Solopreneurs have a need for documentation that goes beyond the everyday running of their firms. In a service business like accounting, knowledge capital is one of the firm’s most valuable assets. And, as an ‘army of one’ all of the firm’s knowledge capital is in your head– unless you’ve taken the time to create proper documentation. All the Aero solopreneurs liked having this backup “just in case.” Victoria Cameron has no intention of ever hiring a second person, but thinks it’s important to know “what happens to my clients if something happens to me? Besides, I do plan to retire someday, and my business has a value because it’s not all in my head.” Jody Linick likes that her documentation is there to “use as a training tool if I ever decide to hire staff or ask a colleague to provide vacation coverage for me.”
Organizing Your Sole Proprietorship Resources
Beyond documentation and scheduling, a good workflow system will give you a way to organize all of the resources that are needed to complete the work. It’s crucial for the firm’s efficiency that bits of information, like usernames and passwords or tax ID numbers, are easily available when and where the client work is being done.

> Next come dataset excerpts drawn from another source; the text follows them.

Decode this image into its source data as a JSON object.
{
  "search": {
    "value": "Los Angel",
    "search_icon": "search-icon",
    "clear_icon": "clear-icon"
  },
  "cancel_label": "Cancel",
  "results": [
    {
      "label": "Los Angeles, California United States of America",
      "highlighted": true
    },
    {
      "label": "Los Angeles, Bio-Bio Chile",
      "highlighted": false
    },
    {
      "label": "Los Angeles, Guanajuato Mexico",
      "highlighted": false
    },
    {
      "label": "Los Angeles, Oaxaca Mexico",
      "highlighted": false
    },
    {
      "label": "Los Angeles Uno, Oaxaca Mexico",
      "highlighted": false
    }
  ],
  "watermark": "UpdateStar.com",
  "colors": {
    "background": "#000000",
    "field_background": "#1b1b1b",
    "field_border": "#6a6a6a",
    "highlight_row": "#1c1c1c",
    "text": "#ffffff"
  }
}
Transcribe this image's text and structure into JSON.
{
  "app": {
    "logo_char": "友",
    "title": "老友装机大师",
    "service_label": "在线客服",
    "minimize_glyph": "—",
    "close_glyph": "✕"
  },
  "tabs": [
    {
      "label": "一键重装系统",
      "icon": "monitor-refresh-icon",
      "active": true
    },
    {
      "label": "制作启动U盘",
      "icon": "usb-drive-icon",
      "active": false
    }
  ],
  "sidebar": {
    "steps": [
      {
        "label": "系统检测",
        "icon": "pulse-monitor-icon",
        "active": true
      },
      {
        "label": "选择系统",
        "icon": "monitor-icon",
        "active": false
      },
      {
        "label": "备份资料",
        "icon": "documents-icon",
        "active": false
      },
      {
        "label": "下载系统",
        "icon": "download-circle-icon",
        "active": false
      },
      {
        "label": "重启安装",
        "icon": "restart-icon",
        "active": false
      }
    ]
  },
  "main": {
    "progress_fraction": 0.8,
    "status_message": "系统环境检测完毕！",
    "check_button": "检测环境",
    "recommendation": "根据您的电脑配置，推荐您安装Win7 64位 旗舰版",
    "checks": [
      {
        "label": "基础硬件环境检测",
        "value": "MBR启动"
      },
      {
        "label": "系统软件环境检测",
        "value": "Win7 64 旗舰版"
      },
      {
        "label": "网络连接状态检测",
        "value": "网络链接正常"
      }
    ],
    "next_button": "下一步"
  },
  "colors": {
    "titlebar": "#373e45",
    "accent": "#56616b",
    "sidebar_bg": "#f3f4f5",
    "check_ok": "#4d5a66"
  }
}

Solopreneurs have the same organizational challenge as anyone else keeping track of all those little bits in a secure, but easily available location. Victoria Cameron says it’s really important that “all passwords and other bits are all in the Aero Vault. A password manager is not quite enough– for example, I need to have QuickBooks license numbers for my Desktop clients handy. I keep links to individual logins, link to basecamp project, SmartVault links, Cloud9 login information (clients always lose it!), link to a Google Drive folder for less-secure things… Anything I need is going to be right there when I need it.”
Seeing the Big Picture
Most people assume that a solopreneur automatically sees the big picture since they always know what’s going on. But it turns out that it’s so easy to get lost in the weeds of day to day client work, that the Big Picture can elude you without a good workflow and practice management system. With all of your work organized in one system, you can easily see your work by day, by week, by month– allowing you to plan ahead and be proactive about managing your time.
A good workflow system is also going to give you information about work that’s been completed. For example, Aero has built-in time tracking that provides users with objective data about the firm’s performance. Our solopreneurs find this kind of data just as valuable as bigger firms. Regina Moore says, “I have been billing mostly on a flat fee, and now I’m excited…to find out how much time I’m actually spending on those clients, and if I’ll need to adjust my fees.” Victoria Cameron loves knowing how much time is spent each day on email and “Tracking time on ‘quick questions’ “
It’s clear to me that, yes, a solopreneur absolutely can benefit from a workflow system. If you’re a solopreneur I’d love to hear what you think!